Training a Neural Network
· construct a INeuralDataSet object - contains the input array and the expected output array (of corresponding range). Even though there is only one output value, we must still use a two-dimensional array to represent the output.
public static double[][] XOR_INPUT ={
new double[2] { 0.0, 0.0 },
new double[2] { 1.0, 0.0 },
new double[2] { 0.0, 1.0 },
new double[2] { 1.0, 1.0 } };
public static double[][] XOR_IDEAL = {
new double[1] { 0.0 },
new double[1] { 1.0 },
new double[1] { 1.0 },
new double[1] { 0.0 } };
INeuralDataSet trainingSet = new BasicNeuralDataSet(XOR_INPUT, XOR_IDEAL);
· Training is the process where the neural network's weights are adjusted to better produce the expected output. Training will continue for many iterations, until the error rate of the network is below an acceptable level. Encog supports many different types of training. Resilient Propagation (RPROP) - general-purpose training algorithm. All training classes implement the ITrain interface. The RPROP algorithm is implemented by the ResilientPropagation class. Training the neural network involves calling the Iteration method on the ITrain class until the error is below a specific value. The code loops through as many iterations, or epochs, as it takes to get the error rate for the neural network to be below 1%. Once the neural network has been trained, it is ready for use.

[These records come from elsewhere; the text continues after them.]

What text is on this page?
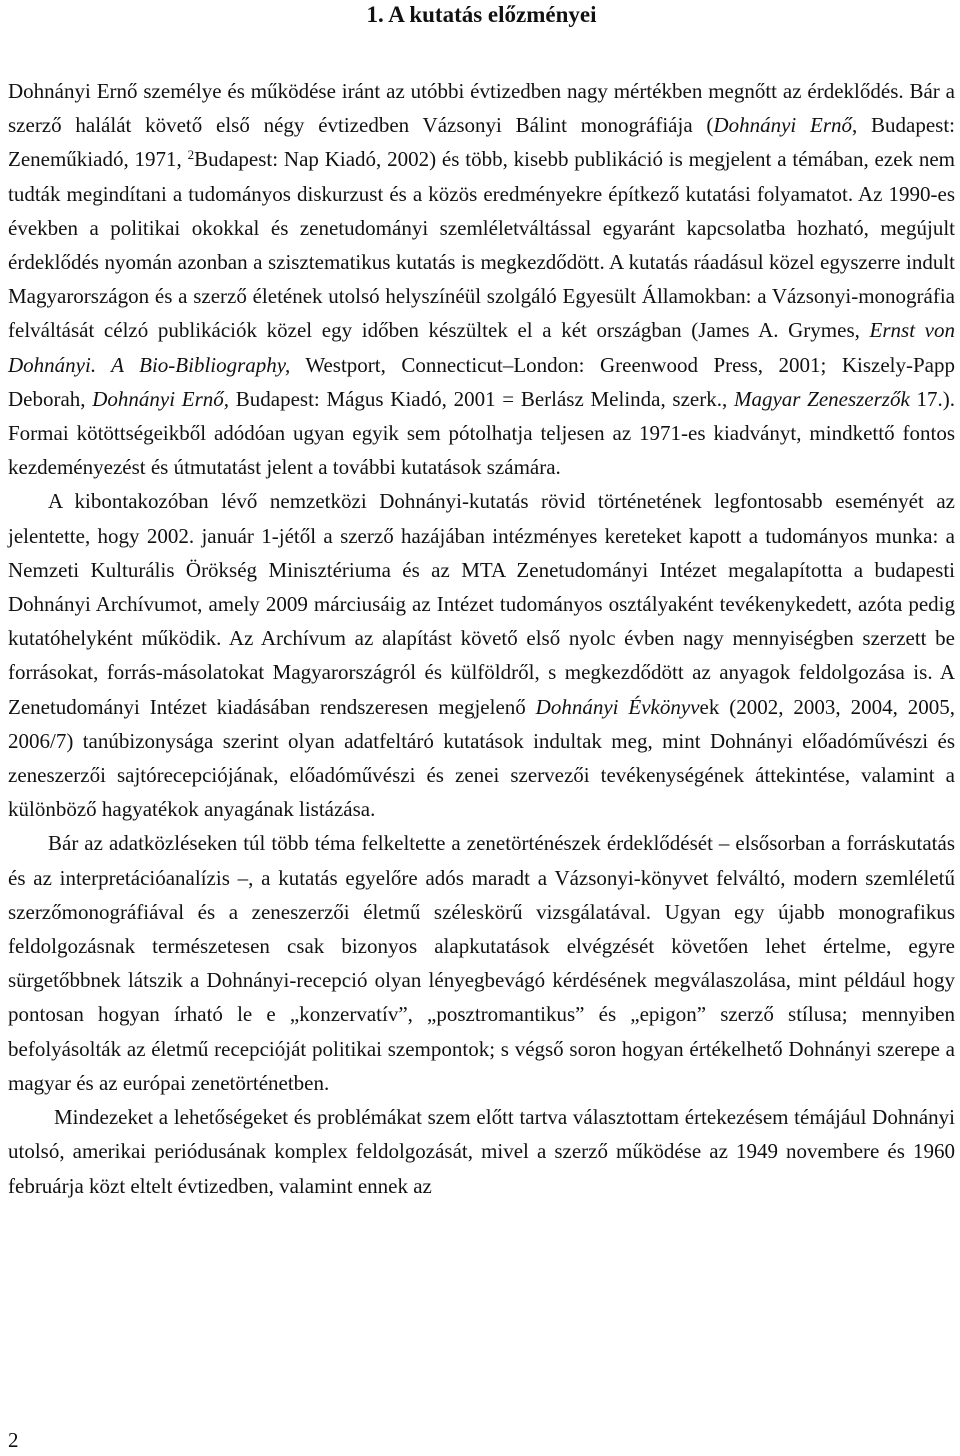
1. A kutatás előzményei

Dohnányi Ernő személye és működése iránt az utóbbi évtizedben nagy mértékben megnőtt az érdeklődés. Bár a szerző halálát követő első négy évtizedben Vázsonyi Bálint monográfiája (Dohnányi Ernő, Budapest: Zeneműkiadó, 1971, $^2$Budapest: Nap Kiadó, 2002) és több, kisebb publikáció is megjelent a témában, ezek nem tudták megindítani a tudományos diskurzust és a közös eredményekre építkező kutatási folyamatot. Az 1990-es években a politikai okokkal és zenetudományi szemléletváltással egyaránt kapcsolatba hozható, megújult érdeklődés nyomán azonban a szisztematikus kutatás is megkezdődött. A kutatás ráadásul közel egyszerre indult Magyarországon és a szerző életének utolsó helyszínéül szolgáló Egyesült Államokban: a Vázsonyi-monográfia felváltását célzó publikációk közel egy időben készültek el a két országban (James A. Grymes, Ernst von Dohnányi. A Bio-Bibliography, Westport, Connecticut–London: Greenwood Press, 2001; Kiszely-Papp Deborah, Dohnányi Ernő, Budapest: Mágus Kiadó, 2001 = Berlász Melinda, szerk., Magyar Zeneszerzők 17.). Formai kötöttségeikből adódóan ugyan egyik sem pótolhatja teljesen az 1971-es kiadványt, mindkettő fontos kezdeményezést és útmutatást jelent a további kutatások számára.

A kibontakozóban lévő nemzetközi Dohnányi-kutatás rövid történetének legfontosabb eseményét az jelentette, hogy 2002. január 1-jétől a szerző hazájában intézményes kereteket kapott a tudományos munka: a Nemzeti Kulturális Örökség Minisztériuma és az MTA Zenetudományi Intézet megalapította a budapesti Dohnányi Archívumot, amely 2009 márciusáig az Intézet tudományos osztályaként tevékenykedett, azóta pedig kutatóhelyként működik. Az Archívum az alapítást követő első nyolc évben nagy mennyiségben szerzett be forrásokat, forrás-másolatokat Magyarországról és külföldről, s megkezdődött az anyagok feldolgozása is. A Zenetudományi Intézet kiadásában rendszeresen megjelenő Dohnányi Évkönyvek (2002, 2003, 2004, 2005, 2006/7) tanúbizonysága szerint olyan adatfeltáró kutatások indultak meg, mint Dohnányi előadóművészi és zeneszerzői sajtórecepciójának, előadóművészi és zenei szervezői tevékenységének áttekintése, valamint a különböző hagyatékok anyagának listázása.

Bár az adatközléseken túl több téma felkeltette a zenetörténészek érdeklődését – elsősorban a forráskutatás és az interpretációanalízis –, a kutatás egyelőre adós maradt a Vázsonyi-könyvet felváltó, modern szemléletű szerzőmonográfiával és a zeneszerzői életmű széleskörű vizsgálatával. Ugyan egy újabb monografikus feldolgozásnak természetesen csak bizonyos alapkutatások elvégzését követően lehet értelme, egyre sürgetőbbnek látszik a Dohnányi-recepció olyan lényegbevágó kérdésének megválaszolása, mint például hogy pontosan hogyan írható le e „konzervatív”, „posztromantikus” és „epigon” szerző stílusa; mennyiben befolyásolták az életmű recepcióját politikai szempontok; s végső soron hogyan értékelhető Dohnányi szerepe a magyar és az európai zenetörténetben.

Mindezeket a lehetőségeket és problémákat szem előtt tartva választottam értekezésem témájául Dohnányi utolsó, amerikai periódusának komplex feldolgozását, mivel a szerző működése az 1949 novembere és 1960 februárja közt eltelt évtizedben, valamint ennek az

2
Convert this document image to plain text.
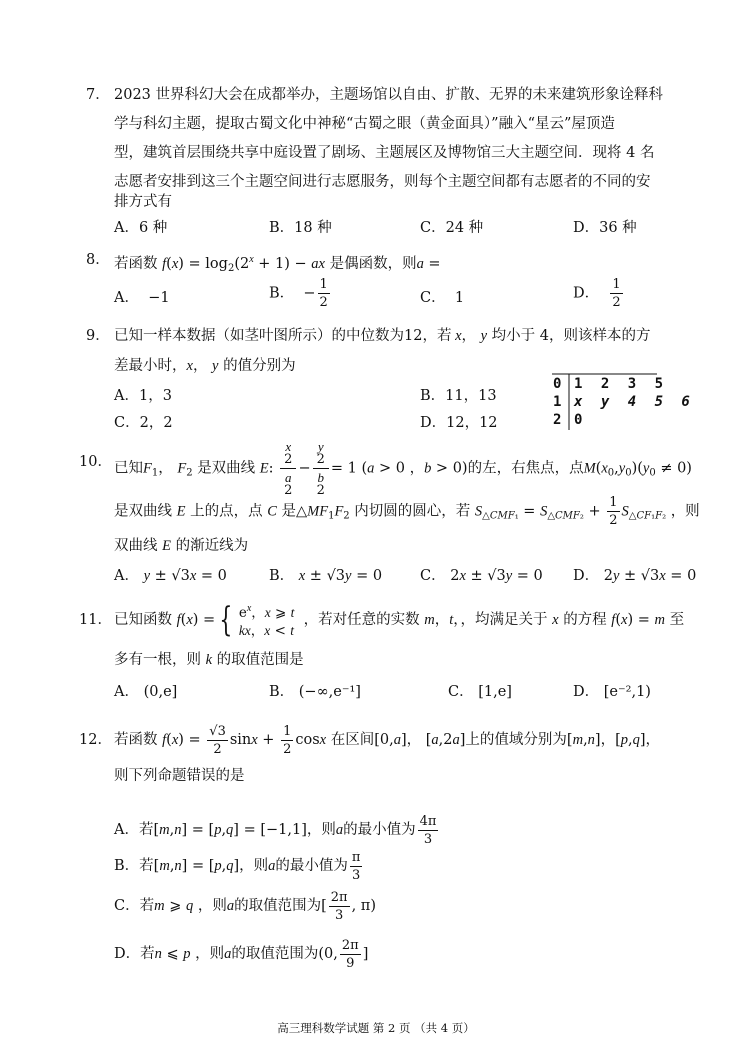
7． 2023 世界科幻大会在成都举办，主题场馆以自由、扩散、无界的未来建筑形象诠释科
学与科幻主题，提取古蜀文化中神秘“古蜀之眼（黄金面具）”融入“星云”屋顶造
型，建筑首层围绕共享中庭设置了剧场、主题展区及博物馆三大主题空间．现将 4 名
志愿者安排到这三个主题空间进行志愿服务，则每个主题空间都有志愿者的不同的安
排方式有
A．6 种	B．18 种	C．24 种	D．36 种
8． 若函数 $f(x) = \log_2(2^x + 1)$ − ax 是偶函数，则a =
A． −1	B．  − $\frac{1}{2}$	C． 1	D． $\frac{1}{2}$
9． 已知一样本数据（如茎叶图所示）的中位数为12，若 x， y 均小于 4，则该样本的方
差最小时，x， y 的值分别为
A．1，3	B．11，13
C．2，2	D．12，12
0 1 2 3 5
1 x y 4 5 6
2 0
10． 已知$F_1$， $F_2$ 是双曲线 E: x
2
a
2 − y
2
b
2 = 1 (a > 0 ，b > 0)的左，右焦点，点$M(x_0,y_0)(y_0 \ne 0)$
是双曲线 E 上的点，点 C 是$\triangle MF_1F_2$ 内切圆的圆心，若 $S_{\triangle CMF_1} = S_{\triangle CMF_2} + \frac{1}{2} S_{\triangle CF_1F_2}$ ，则
双曲线 E 的渐近线为
A． y ± √3x = 0	B． x ± √3y = 0	C． 2x ± √3y = 0 D． 2y ± √3x = 0
11． 已知函数 f(x) = { $e^x$，x ⩾ t
kx，x < t  ，若对任意的实数 m，t，，均满足关于 x 的方程 f(x) = m 至
多有一根，则 k 的取值范围是
A． (0,e]	B． (−∞,e⁻¹]	C． [1,e]	D． [e⁻²,1)
12． 若函数 $f(x) = \frac{√3}{2}$ $\sin x + \frac{1}{2}$ cosx 在区间[0,a]， [a,2a]上的值域分别为[m,n]，[p,q]，
则下列命题错误的是
A．若[m,n] = [p,q] = [−1,1]，则a的最小值为 $\frac{4\pi}{3}$
B．若[m,n] = [p,q]，则a的最小值为 $\frac{\pi}{3}$
C．若m ⩾ q ，则a的取值范围为[ $\frac{2\pi}{3}$ , π)
D．若n ⩽ p ，则a的取值范围为(0, $\frac{2\pi}{9}$ ]
高三理科数学试题 第 2 页 （共 4 页）
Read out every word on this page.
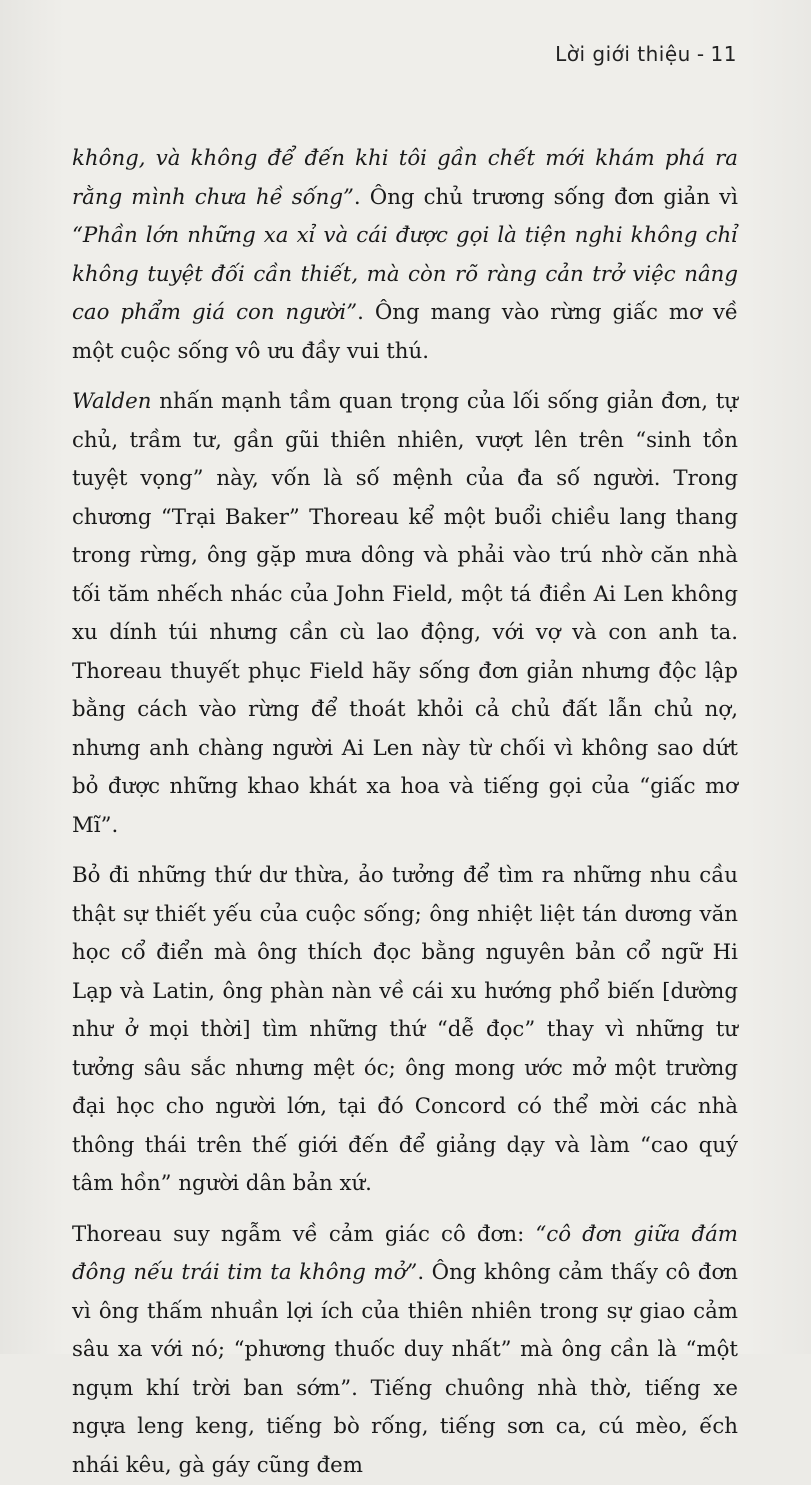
Lời giới thiệu - 11

không, và không để đến khi tôi gần chết mới khám phá ra rằng mình chưa hề sống”. Ông chủ trương sống đơn giản vì “Phần lớn những xa xỉ và cái được gọi là tiện nghi không chỉ không tuyệt đối cần thiết, mà còn rõ ràng cản trở việc nâng cao phẩm giá con người”. Ông mang vào rừng giấc mơ về một cuộc sống vô ưu đầy vui thú.

Walden nhấn mạnh tầm quan trọng của lối sống giản đơn, tự chủ, trầm tư, gần gũi thiên nhiên, vượt lên trên “sinh tồn tuyệt vọng” này, vốn là số mệnh của đa số người. Trong chương “Trại Baker” Thoreau kể một buổi chiều lang thang trong rừng, ông gặp mưa dông và phải vào trú nhờ căn nhà tối tăm nhếch nhác của John Field, một tá điền Ai Len không xu dính túi nhưng cần cù lao động, với vợ và con anh ta. Thoreau thuyết phục Field hãy sống đơn giản nhưng độc lập bằng cách vào rừng để thoát khỏi cả chủ đất lẫn chủ nợ, nhưng anh chàng người Ai Len này từ chối vì không sao dứt bỏ được những khao khát xa hoa và tiếng gọi của “giấc mơ Mĩ”.

Bỏ đi những thứ dư thừa, ảo tưởng để tìm ra những nhu cầu thật sự thiết yếu của cuộc sống; ông nhiệt liệt tán dương văn học cổ điển mà ông thích đọc bằng nguyên bản cổ ngữ Hi Lạp và Latin, ông phàn nàn về cái xu hướng phổ biến [dường như ở mọi thời] tìm những thứ “dễ đọc” thay vì những tư tưởng sâu sắc nhưng mệt óc; ông mong ước mở một trường đại học cho người lớn, tại đó Concord có thể mời các nhà thông thái trên thế giới đến để giảng dạy và làm “cao quý tâm hồn” người dân bản xứ.

Thoreau suy ngẫm về cảm giác cô đơn: “cô đơn giữa đám đông nếu trái tim ta không mở”. Ông không cảm thấy cô đơn vì ông thấm nhuần lợi ích của thiên nhiên trong sự giao cảm sâu xa với nó; “phương thuốc duy nhất” mà ông cần là “một ngụm khí trời ban sớm”. Tiếng chuông nhà thờ, tiếng xe ngựa leng keng, tiếng bò rống, tiếng sơn ca, cú mèo, ếch nhái kêu, gà gáy cũng đem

ITrain train = new ResilientPropagation(network, trainingSet);
for (int epoch=0; epoch < 10000; epoch++)
{
train.Iteration();
Debug.Print("Epoch #" + epoch + " Error:" + train.Error);
if (train.Error > 0.01) break;
}
Executing a Neural Network
· Call the Compute method on the BasicNetwork class.
Console.WriteLine("Neural Network Results:");
foreach (INeuralDataPair pair in trainingSet)
{
INeuralData output = network.Compute(pair.Input);
Console.WriteLine(pair.Input[0] + "," + pair.Input[1] + ", actual=" + output[0] + ",ideal=" + pair.Ideal[0]);
}
· The Compute method accepts an INeuralData class and also returns a INeuralData object. Neural Network Results:
0.0,0.0, actual=0.002782538818034049,ideal=0.0
1.0,0.0, actual=0.9903741937121177,ideal=1.0
0.0,1.0, actual=0.9836807956566187,ideal=1.0
1.0,1.0, actual=0.0011646072586172778,ideal=0.0
· the network has not been trained to give the exact results. This is normal. Because the network was trained to 1% error, each of the results will also be within generally 1% of the expected value.